V. René-la-Science
Sur la route, une chose
me revint en mémoire, le coup du portable qui affiche : « aucun nouveau numéro
». Je n’avais pas approfondi en présence de Fauchet, mais là je m’arrêtai et sortis
mon portable. Je consultai les appels reçus et je constatai que ce numéro
m’avait appelé la veille à huit heures douze ? Bizarre. A cette heure-là, je
dormais encore… Je regardai les numéros composés et je vis que j’avais appelé
ce numéro le même jour à huit heures dix… Là, il y avait comme un schisme,
aurait dit mon ami René. Et je craignais de commencer à comprendre. Quelqu’un s’était
servi de mon téléphone pendant mon sommeil et ce quelqu’un c’était Magali.

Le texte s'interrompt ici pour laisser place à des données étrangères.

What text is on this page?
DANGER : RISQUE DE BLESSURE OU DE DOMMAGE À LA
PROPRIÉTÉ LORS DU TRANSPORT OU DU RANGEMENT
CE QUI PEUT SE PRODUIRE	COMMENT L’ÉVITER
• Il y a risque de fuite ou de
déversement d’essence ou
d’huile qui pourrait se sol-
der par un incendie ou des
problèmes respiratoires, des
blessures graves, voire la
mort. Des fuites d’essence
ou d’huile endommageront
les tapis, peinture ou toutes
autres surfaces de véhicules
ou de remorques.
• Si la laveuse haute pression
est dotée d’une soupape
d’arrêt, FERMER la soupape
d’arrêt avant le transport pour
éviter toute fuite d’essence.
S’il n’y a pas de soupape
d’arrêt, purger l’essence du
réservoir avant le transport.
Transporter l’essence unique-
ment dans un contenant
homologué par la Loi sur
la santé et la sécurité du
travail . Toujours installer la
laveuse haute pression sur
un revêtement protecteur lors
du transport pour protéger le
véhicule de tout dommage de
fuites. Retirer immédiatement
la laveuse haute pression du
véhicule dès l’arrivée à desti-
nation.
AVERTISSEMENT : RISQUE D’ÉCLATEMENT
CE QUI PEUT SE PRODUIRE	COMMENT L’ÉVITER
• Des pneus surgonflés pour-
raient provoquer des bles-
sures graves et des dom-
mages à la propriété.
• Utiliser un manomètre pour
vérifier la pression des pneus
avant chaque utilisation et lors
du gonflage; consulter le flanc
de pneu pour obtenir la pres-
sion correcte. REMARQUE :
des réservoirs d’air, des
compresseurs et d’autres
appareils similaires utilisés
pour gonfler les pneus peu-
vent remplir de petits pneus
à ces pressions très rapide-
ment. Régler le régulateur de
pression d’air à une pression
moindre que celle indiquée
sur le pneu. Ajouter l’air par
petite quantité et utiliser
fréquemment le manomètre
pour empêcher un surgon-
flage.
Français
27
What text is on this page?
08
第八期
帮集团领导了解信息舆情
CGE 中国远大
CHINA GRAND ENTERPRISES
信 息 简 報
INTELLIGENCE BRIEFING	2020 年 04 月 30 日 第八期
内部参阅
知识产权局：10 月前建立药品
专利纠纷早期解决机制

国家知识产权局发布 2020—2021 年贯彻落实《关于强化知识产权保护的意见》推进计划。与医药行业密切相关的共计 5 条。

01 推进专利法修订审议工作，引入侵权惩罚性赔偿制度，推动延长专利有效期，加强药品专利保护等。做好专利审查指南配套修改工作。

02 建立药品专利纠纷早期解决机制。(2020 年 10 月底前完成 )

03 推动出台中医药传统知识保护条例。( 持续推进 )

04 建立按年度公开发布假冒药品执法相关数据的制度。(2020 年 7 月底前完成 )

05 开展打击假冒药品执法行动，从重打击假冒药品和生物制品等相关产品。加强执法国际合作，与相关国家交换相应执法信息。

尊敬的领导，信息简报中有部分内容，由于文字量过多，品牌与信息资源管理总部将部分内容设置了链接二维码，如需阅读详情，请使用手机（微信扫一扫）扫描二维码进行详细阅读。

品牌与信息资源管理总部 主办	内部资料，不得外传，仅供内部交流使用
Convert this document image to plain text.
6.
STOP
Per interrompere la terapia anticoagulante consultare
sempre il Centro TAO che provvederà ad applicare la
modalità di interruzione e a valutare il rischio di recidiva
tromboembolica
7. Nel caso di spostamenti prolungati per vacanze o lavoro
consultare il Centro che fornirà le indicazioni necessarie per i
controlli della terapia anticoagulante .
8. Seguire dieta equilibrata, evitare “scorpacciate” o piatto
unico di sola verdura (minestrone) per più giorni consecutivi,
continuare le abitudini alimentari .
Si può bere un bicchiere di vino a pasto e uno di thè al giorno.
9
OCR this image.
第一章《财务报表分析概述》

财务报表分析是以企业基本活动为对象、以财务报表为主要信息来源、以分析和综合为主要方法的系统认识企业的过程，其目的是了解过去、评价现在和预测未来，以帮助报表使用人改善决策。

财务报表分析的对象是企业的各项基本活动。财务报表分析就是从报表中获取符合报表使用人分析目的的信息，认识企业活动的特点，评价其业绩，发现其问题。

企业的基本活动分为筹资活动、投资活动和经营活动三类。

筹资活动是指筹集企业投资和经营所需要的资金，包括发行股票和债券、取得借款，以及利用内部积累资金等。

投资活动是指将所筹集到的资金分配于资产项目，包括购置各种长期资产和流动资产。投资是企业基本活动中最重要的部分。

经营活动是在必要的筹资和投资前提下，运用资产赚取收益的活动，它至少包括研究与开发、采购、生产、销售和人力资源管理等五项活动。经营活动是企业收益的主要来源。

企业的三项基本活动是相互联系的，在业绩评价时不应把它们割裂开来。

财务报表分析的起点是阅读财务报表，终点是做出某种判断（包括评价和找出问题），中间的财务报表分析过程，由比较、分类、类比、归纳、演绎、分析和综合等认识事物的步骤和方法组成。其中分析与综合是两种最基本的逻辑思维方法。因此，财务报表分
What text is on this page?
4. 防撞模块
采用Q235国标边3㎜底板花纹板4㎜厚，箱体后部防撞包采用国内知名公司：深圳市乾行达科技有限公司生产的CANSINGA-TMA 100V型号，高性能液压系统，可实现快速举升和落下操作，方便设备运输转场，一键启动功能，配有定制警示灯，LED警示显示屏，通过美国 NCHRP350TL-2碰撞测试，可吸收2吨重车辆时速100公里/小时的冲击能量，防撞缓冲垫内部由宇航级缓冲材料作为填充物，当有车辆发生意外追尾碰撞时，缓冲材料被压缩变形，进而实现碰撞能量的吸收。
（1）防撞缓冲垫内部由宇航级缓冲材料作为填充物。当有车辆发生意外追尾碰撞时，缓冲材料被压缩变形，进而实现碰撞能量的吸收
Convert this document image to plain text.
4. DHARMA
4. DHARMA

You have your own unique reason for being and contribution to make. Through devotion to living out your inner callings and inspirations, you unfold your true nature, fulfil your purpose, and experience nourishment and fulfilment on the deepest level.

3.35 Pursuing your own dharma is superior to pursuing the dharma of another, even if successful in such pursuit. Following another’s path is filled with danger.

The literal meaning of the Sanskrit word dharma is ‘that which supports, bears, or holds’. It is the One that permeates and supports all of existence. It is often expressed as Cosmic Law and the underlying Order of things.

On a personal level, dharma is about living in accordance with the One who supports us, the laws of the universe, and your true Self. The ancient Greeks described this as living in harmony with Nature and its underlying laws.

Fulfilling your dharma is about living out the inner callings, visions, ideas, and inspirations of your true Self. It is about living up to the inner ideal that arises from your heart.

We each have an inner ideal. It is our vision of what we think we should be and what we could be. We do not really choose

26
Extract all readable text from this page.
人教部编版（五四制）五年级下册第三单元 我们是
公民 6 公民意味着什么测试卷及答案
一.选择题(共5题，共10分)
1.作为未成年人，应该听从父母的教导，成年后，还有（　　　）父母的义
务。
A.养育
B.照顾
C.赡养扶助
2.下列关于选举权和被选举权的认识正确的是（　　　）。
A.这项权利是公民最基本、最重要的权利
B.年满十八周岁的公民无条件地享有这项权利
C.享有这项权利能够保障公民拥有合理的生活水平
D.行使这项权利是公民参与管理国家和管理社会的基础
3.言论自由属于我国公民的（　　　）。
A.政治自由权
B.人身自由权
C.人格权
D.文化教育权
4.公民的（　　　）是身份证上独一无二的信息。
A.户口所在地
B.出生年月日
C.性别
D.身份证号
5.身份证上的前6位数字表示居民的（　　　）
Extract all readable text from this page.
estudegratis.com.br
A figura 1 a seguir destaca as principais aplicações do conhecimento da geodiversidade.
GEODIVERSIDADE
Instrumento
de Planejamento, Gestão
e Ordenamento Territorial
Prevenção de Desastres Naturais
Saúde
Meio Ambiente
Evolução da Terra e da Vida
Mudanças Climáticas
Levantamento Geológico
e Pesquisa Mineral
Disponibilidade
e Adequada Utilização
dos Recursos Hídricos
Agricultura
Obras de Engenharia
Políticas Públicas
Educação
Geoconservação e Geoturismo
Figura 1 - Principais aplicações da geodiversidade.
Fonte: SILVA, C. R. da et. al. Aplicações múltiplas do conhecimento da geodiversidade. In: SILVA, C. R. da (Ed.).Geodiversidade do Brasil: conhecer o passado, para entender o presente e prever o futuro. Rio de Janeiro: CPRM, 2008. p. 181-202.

J’étais presque certain d’avoir laissé mes papiers et mon mobile dans le
fourgon. Fourgon qui était fermé, certes, mais j’avais laissé mes clés sur le meuble
dans la cuisine chez Michel. Ou Magali les avait prises dans ma poche. Et elle
avait appelé de mon portable. Cela ne pouvait être qu’elle. Mais pourquoi ? Si
c’est le cas, elle m’avait bien roulé dans la farine, j’en rigolai tout bas. Et
me dis que si elle m’avait manipulé, il se pouvait que Sylvie jouât aussi un
double jeu. La parano n’était pas loin et je ne voyais pas très bien les intérêts
des uns et des autres dans cette affaire. J’étais en plein polar rural, il ne
manquait plus qu’un cadavre. Il y avait bien le macchabée du souterrain, mais
l’affaire remontait à plus de trente ans ; il y avait prescription dirons-nous.
J’arrivai au bois de
Montieu en même temps que René. Il se gara dans un endroit discret et monta
dans mon fourgon.
— Salut mon Fortunio,
as-tu bien travaillé ce matin ? Ou plutôt, dis-moi si tu as bien dormi cette
nuit.
— Comme une souche, mon
cher La Science, et toi ?
— Oh, moi, tu sais, mes
nuits sont moins agitées que les tiennes… lâcha-t-il.
— D’accord, je vois que
rien ne t’échappe. On va manger au petit restau-bistrot de Clézeau ?
— Oui, c’est bien, on y
mange correctement et le service est rapide. Tu connais la route maintenant.
Mais revenons à nos moutons, ceux que tu n’as pas eu besoin de compter cette
nuit…
— Aurais-tu entendu
passer un véhicule ? Questionné-je.
— Un peu mon neveu, pas
dans le genre discret, le style 4X4. Le boxeur était-il de retour ?
— Non, c’était Madame,
elle avait oublié quelque chose l’autre soir et elle venait le récupérer.
— L’a-t-elle trouvé ?
Madame est-elle allée au fond des choses ?
— Dis-donc, René, tu
m’aurais pas un peu espionné des fois ?
— Ah non, mais j’ai
entendu un bruit de moteur et maintenant, avec tout ce qui se passe depuis que
tu es là, je me mets à la fenêtre et je regarde passer les trains…
— Bien, donc madame était
venue me mettre en garde contre son époux et pour me prouver sa bonne foi, elle
me l’a susurré au creux de l’oreille, une fois à gauche et une fois à droite…
— Madame est généreuse et
le bois du Blédard l’inspire particulièrement. Je me demande si je ne devrais pas
déménager. Mais dis-donc, toi, tu fais bonne fortune et bon cœur en ce moment.
Le bois du Blédard te profite bien, mon cochon.